El caballete de estudio de calidad —el que realmente aguanta formatos grandes sin flex ni movimiento— tiene un costo relevante si se compra nuevo. Pero hay un mercado activo de segunda mano entre artistas que cambian de herramientas, se mudan o dejan de trabajar. Los grupos de Facebook de artistas plásticos argentinos, los perfiles de Instagram de docentes de bellas artes, los avisos en tablones de la UNA —Universidad Nacional de las Artes— son canales donde aparecen regularmente caballetes, bastidores y materiales en buen estado a precios muy por debajo del retail.

Para quien no tiene espacio propio, la estrategia gradual puede empezar por los coworkings creativos mientras se construye el capital y los contactos para algo independiente. Rejunta en Quilmes y Estudio Caburé en Palermo son opciones verificadas. Pero también existen acuerdos informales entre artistas: el galpón compartido de Béccar de Victoria Gutiérrez no es un coworking con branding y tarifas publicadas.
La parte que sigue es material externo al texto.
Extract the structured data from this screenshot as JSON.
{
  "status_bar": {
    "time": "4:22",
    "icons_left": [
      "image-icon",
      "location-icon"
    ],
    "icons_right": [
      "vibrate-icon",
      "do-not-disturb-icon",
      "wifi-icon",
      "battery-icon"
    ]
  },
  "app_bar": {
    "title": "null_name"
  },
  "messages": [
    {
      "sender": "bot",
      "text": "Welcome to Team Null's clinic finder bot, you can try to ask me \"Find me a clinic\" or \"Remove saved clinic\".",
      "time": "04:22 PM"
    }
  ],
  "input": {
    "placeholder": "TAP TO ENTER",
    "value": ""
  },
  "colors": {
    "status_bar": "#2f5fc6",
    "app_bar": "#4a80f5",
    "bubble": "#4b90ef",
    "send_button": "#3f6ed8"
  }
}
Es un espacio que varias personas usan con algún tipo de acuerdo sobre costos y tiempos. Este modelo —más orgánico, menos formalizado— es quizás el más común en la práctica real y el menos documentado.

Hay un factor que los cálculos de costo por metro cuadrado no capturan: el tiempo de transporte. Un taller a cuarenta minutos de casa en transporte público tiene un costo real muy diferente al de un taller a diez minutos caminando. La continuidad de la práctica —ir al taller cuatro veces por semana en lugar de dos— depende en parte de este fricción logística. Un espacio modesto pero cercano puede ser más productivo que un espacio grande pero inconvenientemente ubicado. Esta es una variable que sistemáticamente se subestima en la planificación y que sistemáticamente aparece como factor en los relatos de artistas que dejaron talleres externos para volver a trabajar en casa.
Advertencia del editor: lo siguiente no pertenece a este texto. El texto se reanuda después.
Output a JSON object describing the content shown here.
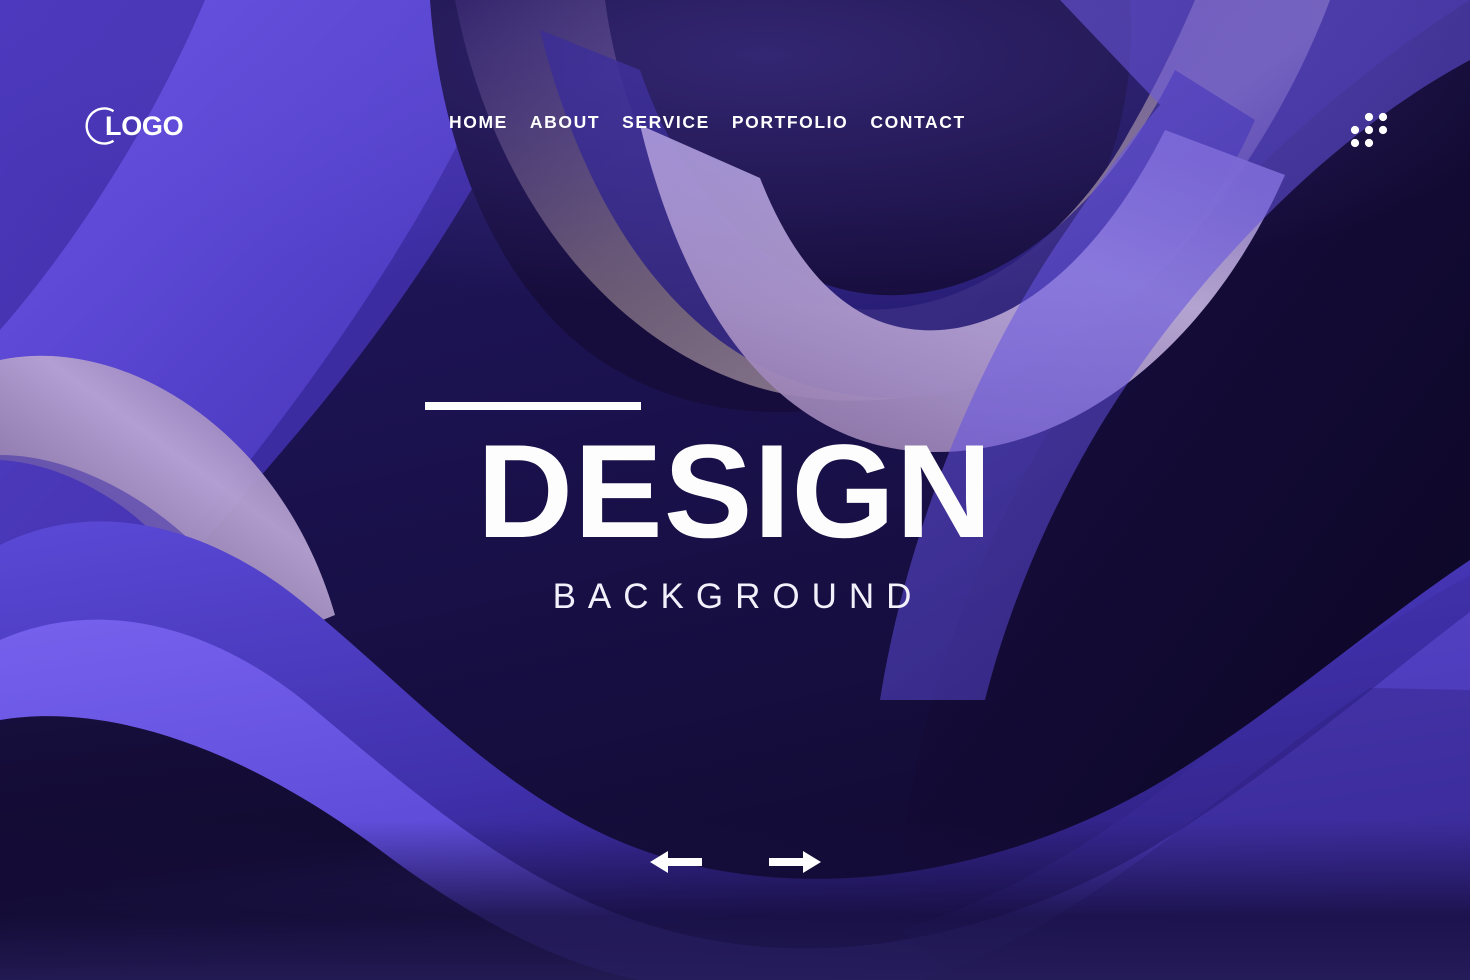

Lo que el taller hace por la obra

Hay una dimensión del taller propio que no es técnica ni económica pero que aparece en casi todos los relatos de artistas que hicieron la transición: el efecto sobre la obra. Trabajar en un espacio propio, con proceso visible y accesible en cualquier momento, cambia la relación con el tiempo de producción. Las obras pueden dejarse en un estado intermedio y retomarse. Los materiales están siempre disponibles. La decisión de trabajar una hora antes de dormir o un sábado a las siete de la mañana no requiere logística ni costo adicional. Este acceso permanente no es comodidad: es una condición productiva específica que no tiene equivalente en el espacio prestado o alquilado por horas.
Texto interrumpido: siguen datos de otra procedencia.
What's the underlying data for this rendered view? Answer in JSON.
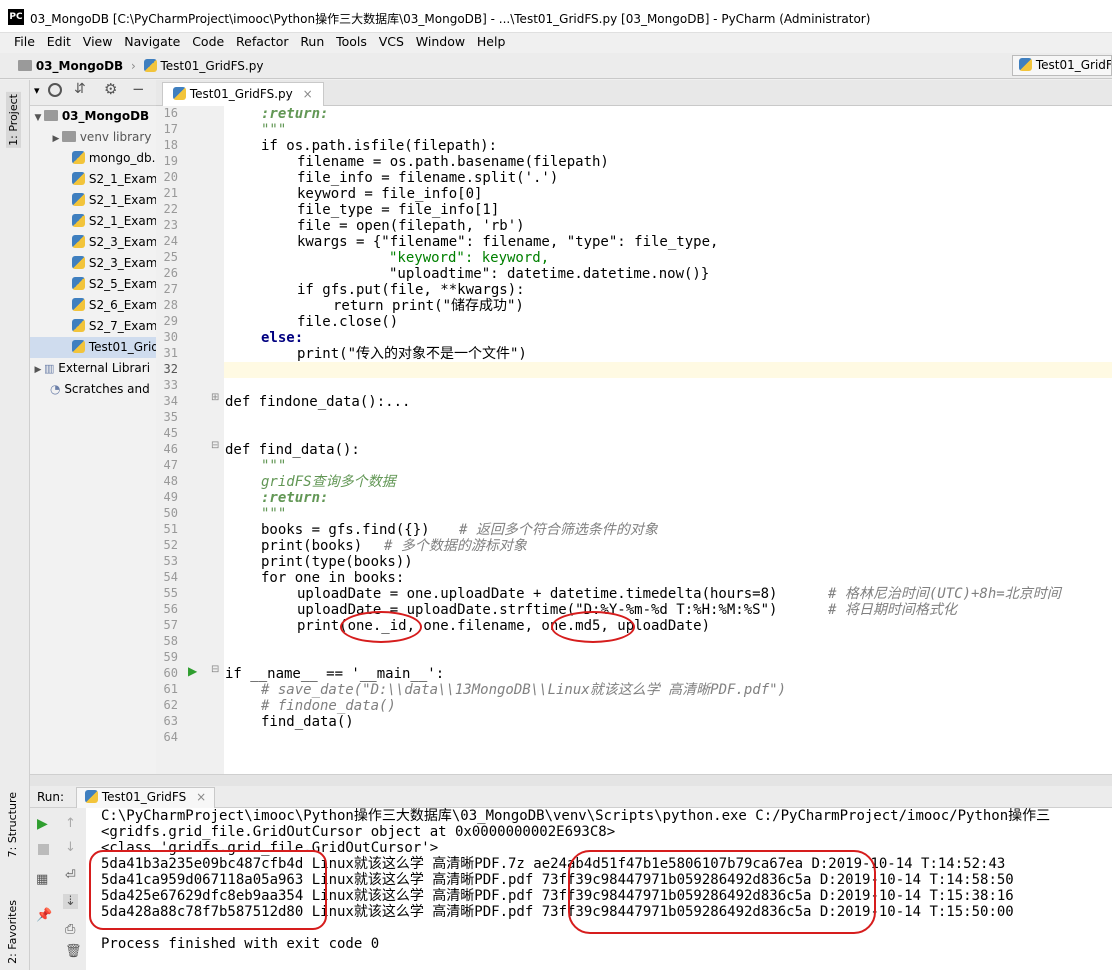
{
  "window": {
    "logo": "PC",
    "title": "03_MongoDB [C:\\PyCharmProject\\imooc\\Python操作三大数据库\\03_MongoDB] - ...\\Test01_GridFS.py [03_MongoDB] - PyCharm (Administrator)"
  },
  "menu": [
    "File",
    "Edit",
    "View",
    "Navigate",
    "Code",
    "Refactor",
    "Run",
    "Tools",
    "VCS",
    "Window",
    "Help"
  ],
  "nav": {
    "project": "03_MongoDB",
    "file": "Test01_GridFS.py",
    "run_config": "Test01_GridF"
  },
  "sidebar_left": {
    "project_label": "1: Project",
    "structure_label": "7: Structure",
    "favorites_label": "2: Favorites"
  },
  "project_tree": [
    {
      "label": "03_MongoDB",
      "kind": "folder",
      "expanded": true
    },
    {
      "label": "venv  library",
      "kind": "folder",
      "expanded": false
    },
    {
      "label": "mongo_db.",
      "kind": "py"
    },
    {
      "label": "S2_1_Examp",
      "kind": "py"
    },
    {
      "label": "S2_1_Examp",
      "kind": "py"
    },
    {
      "label": "S2_1_Examp",
      "kind": "py"
    },
    {
      "label": "S2_3_Examp",
      "kind": "py"
    },
    {
      "label": "S2_3_Examp",
      "kind": "py"
    },
    {
      "label": "S2_5_Examp",
      "kind": "py"
    },
    {
      "label": "S2_6_Examp",
      "kind": "py"
    },
    {
      "label": "S2_7_Examp",
      "kind": "py"
    },
    {
      "label": "Test01_Grid",
      "kind": "py",
      "selected": true
    },
    {
      "label": "External Librari",
      "kind": "lib"
    },
    {
      "label": "Scratches and",
      "kind": "scratch"
    }
  ],
  "editor_tab": "Test01_GridFS.py",
  "line_numbers": [
    "16",
    "17",
    "18",
    "19",
    "20",
    "21",
    "22",
    "23",
    "24",
    "25",
    "26",
    "27",
    "28",
    "29",
    "30",
    "31",
    "32",
    "33",
    "34",
    "35",
    "45",
    "46",
    "47",
    "48",
    "49",
    "50",
    "51",
    "52",
    "53",
    "54",
    "55",
    "56",
    "57",
    "58",
    "59",
    "60",
    "61",
    "62",
    "63",
    "64"
  ],
  "code": {
    "l16": ":return:",
    "l17": "\"\"\"",
    "l18": "if os.path.isfile(filepath):",
    "l19": "filename = os.path.basename(filepath)",
    "l20": "file_info = filename.split('.')",
    "l21": "keyword = file_info[0]",
    "l22": "file_type = file_info[1]",
    "l23": "file = open(filepath, 'rb')",
    "l24": "kwargs = {\"filename\": filename, \"type\": file_type,",
    "l25": "\"keyword\": keyword,",
    "l26": "\"uploadtime\": datetime.datetime.now()}",
    "l27": "if gfs.put(file, **kwargs):",
    "l28": "return print(\"储存成功\")",
    "l29": "file.close()",
    "l30": "else:",
    "l31": "print(\"传入的对象不是一个文件\")",
    "l34": "def findone_data():...",
    "l46": "def find_data():",
    "l47": "\"\"\"",
    "l48": "gridFS查询多个数据",
    "l49": ":return:",
    "l50": "\"\"\"",
    "l51a": "books = gfs.find({})",
    "l51b": "# 返回多个符合筛选条件的对象",
    "l52a": "print(books)",
    "l52b": "# 多个数据的游标对象",
    "l53": "print(type(books))",
    "l54": "for one in books:",
    "l55a": "uploadDate = one.uploadDate + datetime.timedelta(hours=8)",
    "l55b": "# 格林尼治时间(UTC)+8h=北京时间",
    "l56a": "uploadDate = uploadDate.strftime(\"D:%Y-%m-%d T:%H:%M:%S\")",
    "l56b": "# 将日期时间格式化",
    "l57": "print(one._id, one.filename, one.md5, uploadDate)",
    "l60": "if __name__ == '__main__':",
    "l61": "# save_date(\"D:\\\\data\\\\13MongoDB\\\\Linux就该这么学 高清晰PDF.pdf\")",
    "l62": "# findone_data()",
    "l63": "find_data()"
  },
  "run": {
    "label": "Run:",
    "tab": "Test01_GridFS",
    "lines": [
      "C:\\PyCharmProject\\imooc\\Python操作三大数据库\\03_MongoDB\\venv\\Scripts\\python.exe C:/PyCharmProject/imooc/Python操作三",
      "<gridfs.grid_file.GridOutCursor object at 0x0000000002E693C8>",
      "<class 'gridfs.grid_file.GridOutCursor'>",
      "5da41b3a235e09bc487cfb4d Linux就该这么学 高清晰PDF.7z ae24ab4d51f47b1e5806107b79ca67ea D:2019-10-14 T:14:52:43",
      "5da41ca959d067118a05a963 Linux就该这么学 高清晰PDF.pdf 73ff39c98447971b059286492d836c5a D:2019-10-14 T:14:58:50",
      "5da425e67629dfc8eb9aa354 Linux就该这么学 高清晰PDF.pdf 73ff39c98447971b059286492d836c5a D:2019-10-14 T:15:38:16",
      "5da428a88c78f7b587512d80 Linux就该这么学 高清晰PDF.pdf 73ff39c98447971b059286492d836c5a D:2019-10-14 T:15:50:00",
      "",
      "Process finished with exit code 0"
    ]
  },
  "colors": {
    "annotation": "#d61d1d",
    "selection": "#cfdcee",
    "docstring": "#629755",
    "keyword": "#000080",
    "string": "#008000"
  }
}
Los artistas que documentó La Nación en la zona norte comparten esta lógica. Guillermo Roux en Martínez, Norberto Gómez en Olivos, Enrique Burone Risso en San Fernando: todos tienen en común que el taller es un espacio de vida tanto como de producción. Las visitas que describe San Isidro en su programa Puertas Adentro —artistas que abren sus talleres al público— revelan espacios donde conviven obra terminada, obra en proceso, herramientas, materiales de reserva y objetos de referencia. Esa densidad de capas, esa acumulación de tiempo visible en las paredes y en las superficies, es algo que los espacios de coworking no pueden simular.

La casilla de Adrián Paiva en el Delta, la casona de Maggie de Koeningsberg y Duilio Pierri en Don Torcuato, el galpón del TAC en Parque Patricios: son espacios muy distintos en escala, costo y geografía, pero comparten algo fundamental. Fueron elegidos, adaptados y cargados de tiempo por quienes trabajan en ellos. Esa elección y esa carga son parte del trabajo artístico, no un preámbulo. El taller no es el lugar donde el artista va a hacer su obra. Es el lugar donde la obra ya está empezando, aunque el pincel todavía no tocó la tela.